Joseph Eron, MD, and Monica Gandhi, MD, MPH, describe the obstacles to treatment efficacy with the available treatment options.

Joseph Eron, MD: So, Monica, and you’ve already talked about this, but we can go over this again. What are some of the challenges or limitations of our current regimens that we’re creating for people that are highly treatment-experienced, especially those that either can’t tolerate some of our current therapies or have multidrug resistance [MDR]? Dan mentioned some drugs but they all kind of are…

Monica Gandhi, MD, MPH: I think about 4 of them. Maraviroc is in there because if we have CCR5 tropism we can use that, and we often use that for MDR-HIV. For stem cell severe, ibalizumab, and lenacapavir is coming. Then having in the background something, usually INSTIs [integrase inhibitors] and boosted PIs [protease inhibitors], even with partial activity. So all 4 of those have limitations. Ibalizumab is IV [intravenous], and it’s great that just this month we got the data that you can do a 30-second push, but it’s every 2 weeks you have to place an intravenous line. No matter what, that is a barrier. I know there’s the question about IM [intramuscular injection] ibalizumab studies, and that would great. Stem severe is BID [twice a day], we can’t get away from that. No study has ever shown QD [every day] dosing. I’m always surprised how few drug-drug interactions it has, and renal and hepatic results are fine to use fostemsavir. But no matter what, you’re working with a patient population that may have had adherence barriers because it’s BID. Then, maraviroc is actually BID too, so we have to admit that. And then, finally, lenacapavir we don’t have, but Europe does, and we’ll get it in a couple of months. That is exciting. I’m excited about a subcutaneous injection every 26 weeks to be our kind of salvage therapy as much as we can in the background. That seems easy. I’m excited about lenacapavir.

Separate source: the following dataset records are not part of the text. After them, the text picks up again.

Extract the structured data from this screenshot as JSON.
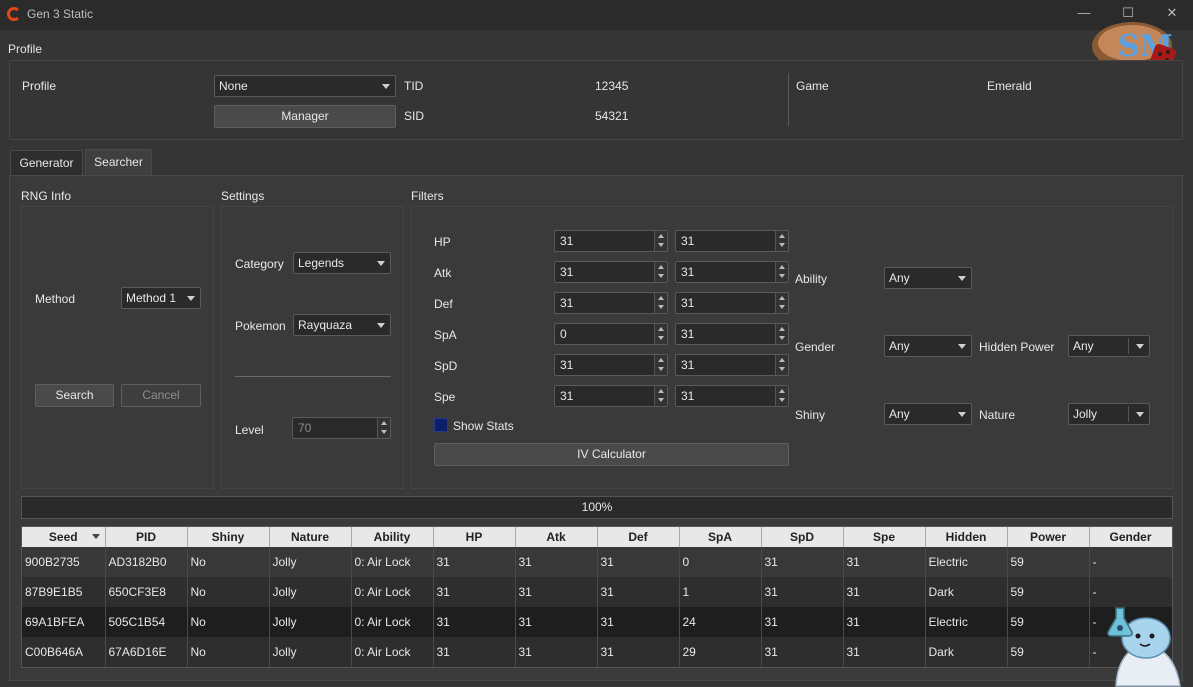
{
  "window": {
    "title": "Gen 3 Static",
    "min": "—",
    "max": "☐",
    "close": "✕"
  },
  "profile": {
    "section": "Profile",
    "label": "Profile",
    "value": "None",
    "manager": "Manager",
    "tid_label": "TID",
    "tid": "12345",
    "sid_label": "SID",
    "sid": "54321",
    "game_label": "Game",
    "game": "Emerald"
  },
  "tabs": [
    {
      "label": "Generator"
    },
    {
      "label": "Searcher"
    }
  ],
  "rng": {
    "title": "RNG Info",
    "method_label": "Method",
    "method": "Method 1",
    "search": "Search",
    "cancel": "Cancel"
  },
  "settings": {
    "title": "Settings",
    "category_label": "Category",
    "category": "Legends",
    "pokemon_label": "Pokemon",
    "pokemon": "Rayquaza",
    "level_label": "Level",
    "level": "70"
  },
  "filters": {
    "title": "Filters",
    "ivs": [
      {
        "label": "HP",
        "min": "31",
        "max": "31"
      },
      {
        "label": "Atk",
        "min": "31",
        "max": "31"
      },
      {
        "label": "Def",
        "min": "31",
        "max": "31"
      },
      {
        "label": "SpA",
        "min": "0",
        "max": "31"
      },
      {
        "label": "SpD",
        "min": "31",
        "max": "31"
      },
      {
        "label": "Spe",
        "min": "31",
        "max": "31"
      }
    ],
    "show_stats": "Show Stats",
    "iv_calc": "IV Calculator",
    "ability_label": "Ability",
    "ability": "Any",
    "gender_label": "Gender",
    "gender": "Any",
    "hp_label": "Hidden Power",
    "hp": "Any",
    "shiny_label": "Shiny",
    "shiny": "Any",
    "nature_label": "Nature",
    "nature": "Jolly"
  },
  "progress": "100%",
  "table": {
    "headers": [
      "Seed",
      "PID",
      "Shiny",
      "Nature",
      "Ability",
      "HP",
      "Atk",
      "Def",
      "SpA",
      "SpD",
      "Spe",
      "Hidden",
      "Power",
      "Gender"
    ],
    "rows": [
      [
        "900B2735",
        "AD3182B0",
        "No",
        "Jolly",
        "0: Air Lock",
        "31",
        "31",
        "31",
        "0",
        "31",
        "31",
        "Electric",
        "59",
        "-"
      ],
      [
        "87B9E1B5",
        "650CF3E8",
        "No",
        "Jolly",
        "0: Air Lock",
        "31",
        "31",
        "31",
        "1",
        "31",
        "31",
        "Dark",
        "59",
        "-"
      ],
      [
        "69A1BFEA",
        "505C1B54",
        "No",
        "Jolly",
        "0: Air Lock",
        "31",
        "31",
        "31",
        "24",
        "31",
        "31",
        "Electric",
        "59",
        "-"
      ],
      [
        "C00B646A",
        "67A6D16E",
        "No",
        "Jolly",
        "0: Air Lock",
        "31",
        "31",
        "31",
        "29",
        "31",
        "31",
        "Dark",
        "59",
        "-"
      ]
    ]
  },
  "colors": {
    "accent": "#e0481a",
    "checkbox": "#0d1f6b"
  }
}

Joseph Eron, MD: Dan is going to talk a little bit about lenacapavir and its mechanism of action in a minute. I do wonder, worry is not the right word, but wonder about, I know in some of the lenacapavir studies, people have actually gone off their oral therapy. How are you going to message that, especially in someone where it’s really critically important to stay on the oral therapy, which is going to be virtually everybody right now, anyway, because that’s the only very long-acting drug we have? How are you going to message that to people?

Monica Gandhi, MD, MPH: It’s such a good question because it can not only never be used alone, nothing can really, but lenacapavir, in the CAPELLA and the CALIBRATE studies, we have seen resistance. It’s not like it’s impermeable. So it’s the same going back to the adherence tricks and messaging that we do even if there wasn’t lenacapavir on. We will schedule their 26-week visit. I imagine we’re going to provide it probably as opposed to home administration even though it can be given at home subcutaneously.

Joseph Eron, MD: Theoretically possible.

Monica Gandhi, MD, MPH: Then just really working on oral therapy. I am looking forward to a day though, maybe, if ECTG [early clinical trial group] could study cabotegravir and lenacapavir. It’s as good as we get. It’s the longest we get. I would not use rilpivirine with lenacapavir. We have too low of a genetic barrier to resistance. Can we study that combination? Wouldn’t that be something? Then, in a multidrug-resistant patient, would you feel that was enough? That we don’t know until we study it. And I’m looking forward to TAF [tenofovir alafenamide] implants someday because this is the future, very long-acting medications.